The dress of humanitarian intervention is already looking very worn, and its tattered coverings will come off in any traditional invasion or toppling common in the Americas. But things are bound to get more interesting with Russian counters, suggesting that President Vladimir Putin is ready for his next gambit. Russia’s Nezavisimaya Gazeta has already made the point that Moscow is considering the deployment of strategic bombers on an ongoing basis in Venezuela to add to recent deployments of personnel in Caracas on March 23. It is also said that an agreement has been reached between Moscow and Caracas to permit the deployment of Russian aircraft at La Orchila, where Russian advisors already find themselves.

An Ilyushin Il-62 plane carrying some hundred personnel and an accompaniment of 35 tons of material aboard an Antonov An-124 military cargo plane were already troubling additions to the picture for Washington. It seemed to have, in its template, a Syrian-style propping up and is nothing less than an act of niggling molestation for the US security establishment. The official line, predictably enough, is that the deployments are there to shield non-military Russian personnel and provide assistance in maintenance of Venezuela’s Russian designed air-system.

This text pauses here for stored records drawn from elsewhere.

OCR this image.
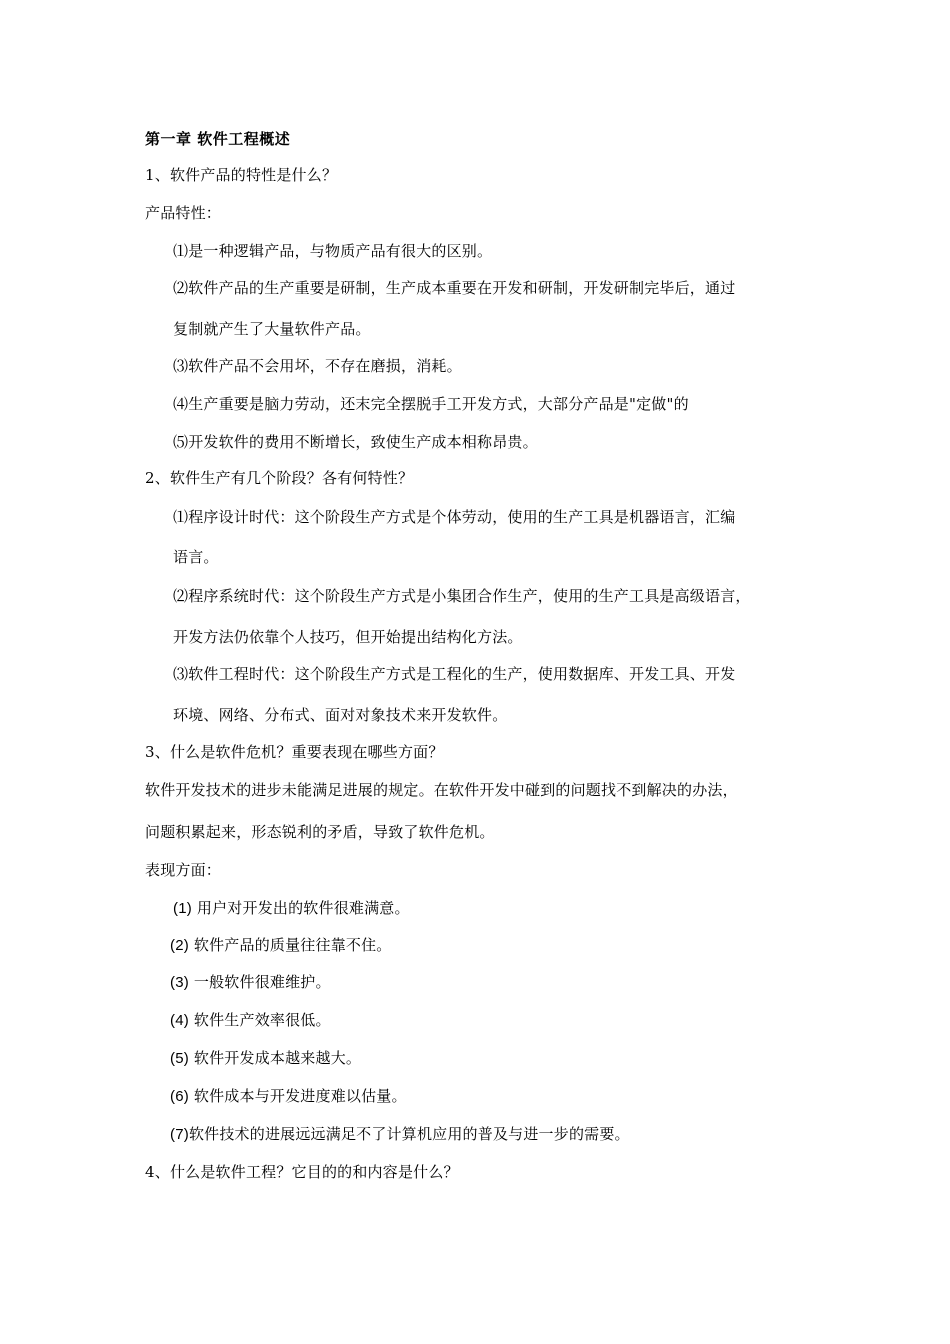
第一章 软件工程概述
1、软件产品的特性是什么？
产品特性：
⑴是一种逻辑产品，与物质产品有很大的区别。
⑵软件产品的生产重要是研制，生产成本重要在开发和研制，开发研制完毕后，通过
复制就产生了大量软件产品。
⑶软件产品不会用坏，不存在磨损，消耗。
⑷生产重要是脑力劳动，还末完全摆脱手工开发方式，大部分产品是"定做"的
⑸开发软件的费用不断增长，致使生产成本相称昂贵。
2、软件生产有几个阶段？各有何特性？
⑴程序设计时代：这个阶段生产方式是个体劳动，使用的生产工具是机器语言，汇编
语言。
⑵程序系统时代：这个阶段生产方式是小集团合作生产，使用的生产工具是高级语言，
开发方法仍依靠个人技巧，但开始提出结构化方法。
⑶软件工程时代：这个阶段生产方式是工程化的生产，使用数据库、开发工具、开发
环境、网络、分布式、面对对象技术来开发软件。
3、什么是软件危机？重要表现在哪些方面？
软件开发技术的进步未能满足进展的规定。在软件开发中碰到的问题找不到解决的办法，
问题积累起来，形态锐利的矛盾，导致了软件危机。
表现方面：
(1) 用户对开发出的软件很难满意。
(2) 软件产品的质量往往靠不住。
(3) 一般软件很难维护。
(4) 软件生产效率很低。
(5) 软件开发成本越来越大。
(6) 软件成本与开发进度难以估量。
(7)软件技术的进展远远满足不了计算机应用的普及与进一步的需要。
4、什么是软件工程？它目的的和内容是什么？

On Moscow’s part, Washington’s intentions are clear enough. “Now when the Americans keep saying that all options remain on the table,” suggested Russian Foreign Minister Sergey Lavrov on “Glavnoye with Olga Belova,” “I have no doubt that they are calculating the consequences of a military adventure.” The spoiling measure on President Putin’s part, with all the grit that comes with such calculation, is a simple admission that any overthrow of Maduro will be, at best, a messy affair and distinctly non-humanitarian in nature. Washington, for its part, will simply do what it does worst: attempt, if it can, to deploy force clothed in translucent principles under the guise of realpolitik.